Two House subcommittees will host Ebola-related hearings this week. The Energy & Commerce Subcommittee on Oversight and Investigations will hold a session Nov. 18 examining the public health response to the Ebola outbreak. It will feature testimony from Dr. Thomas Frieden, director of the Centers for Disease Control and Prevention, Nicole Lurie, HHS assistant secretary for preparedness and response and Dr. Boris Lushniak, the acting U.S. surgeon general.
The House Subcommittee on Health will hold a session Nov. 19 focusing on medical product development in the wake of the Ebola epidemic in West Africa. Those presenting testimony for that hearing have yet to be announced.

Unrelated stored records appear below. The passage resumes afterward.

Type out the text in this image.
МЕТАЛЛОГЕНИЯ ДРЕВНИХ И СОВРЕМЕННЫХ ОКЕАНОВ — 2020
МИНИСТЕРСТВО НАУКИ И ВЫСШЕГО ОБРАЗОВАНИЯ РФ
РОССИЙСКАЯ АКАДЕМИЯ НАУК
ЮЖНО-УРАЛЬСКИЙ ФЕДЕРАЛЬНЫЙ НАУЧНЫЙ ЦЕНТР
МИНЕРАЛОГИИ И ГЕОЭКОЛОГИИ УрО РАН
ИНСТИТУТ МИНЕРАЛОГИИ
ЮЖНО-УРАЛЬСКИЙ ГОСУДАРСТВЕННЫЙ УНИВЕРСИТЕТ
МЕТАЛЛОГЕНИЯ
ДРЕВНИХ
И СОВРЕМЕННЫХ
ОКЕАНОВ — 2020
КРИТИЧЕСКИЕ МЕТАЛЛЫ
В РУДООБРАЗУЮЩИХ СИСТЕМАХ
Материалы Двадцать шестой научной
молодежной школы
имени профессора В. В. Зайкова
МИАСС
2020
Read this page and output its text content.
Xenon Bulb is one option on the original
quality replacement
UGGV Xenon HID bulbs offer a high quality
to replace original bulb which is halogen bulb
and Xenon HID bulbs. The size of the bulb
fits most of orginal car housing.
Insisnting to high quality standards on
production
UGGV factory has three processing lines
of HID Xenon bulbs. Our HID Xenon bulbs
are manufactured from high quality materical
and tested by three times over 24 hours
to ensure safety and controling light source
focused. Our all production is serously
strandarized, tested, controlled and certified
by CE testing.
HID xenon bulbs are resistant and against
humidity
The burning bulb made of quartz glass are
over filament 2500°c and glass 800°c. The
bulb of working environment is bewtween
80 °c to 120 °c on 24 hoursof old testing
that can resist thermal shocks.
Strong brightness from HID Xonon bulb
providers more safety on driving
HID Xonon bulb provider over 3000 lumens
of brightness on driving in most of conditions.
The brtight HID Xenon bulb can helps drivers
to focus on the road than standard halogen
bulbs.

“We need to confirm that the United States is … taking every precaution and fully preparing our healthcare system for additional cases here at home,” said Energy & Commerce chairman Fred Upton in a written statement. “Equally as important is stopping the spread of this horrific virus in West Africa and finding effective vaccines, diagnostics and treatments for Ebola, as well as the thousands of other diseases that lack remedies.” The hearings come as the Obama administration waits to see if Congress will approve its request for $6.2 billion in emergency funds to support efforts to prohibit the further spread of the Ebola virus and to treat infected people in other countries.
The Senate and House Appropriations Committees are assembling a spending package to fund federal programs for the rest of the fiscal year ending Sept. 30, 2015. The Ebola request would be folded into that bill. The legislation would need to be on the president's desk by Dec. 11, when current government funding runs out.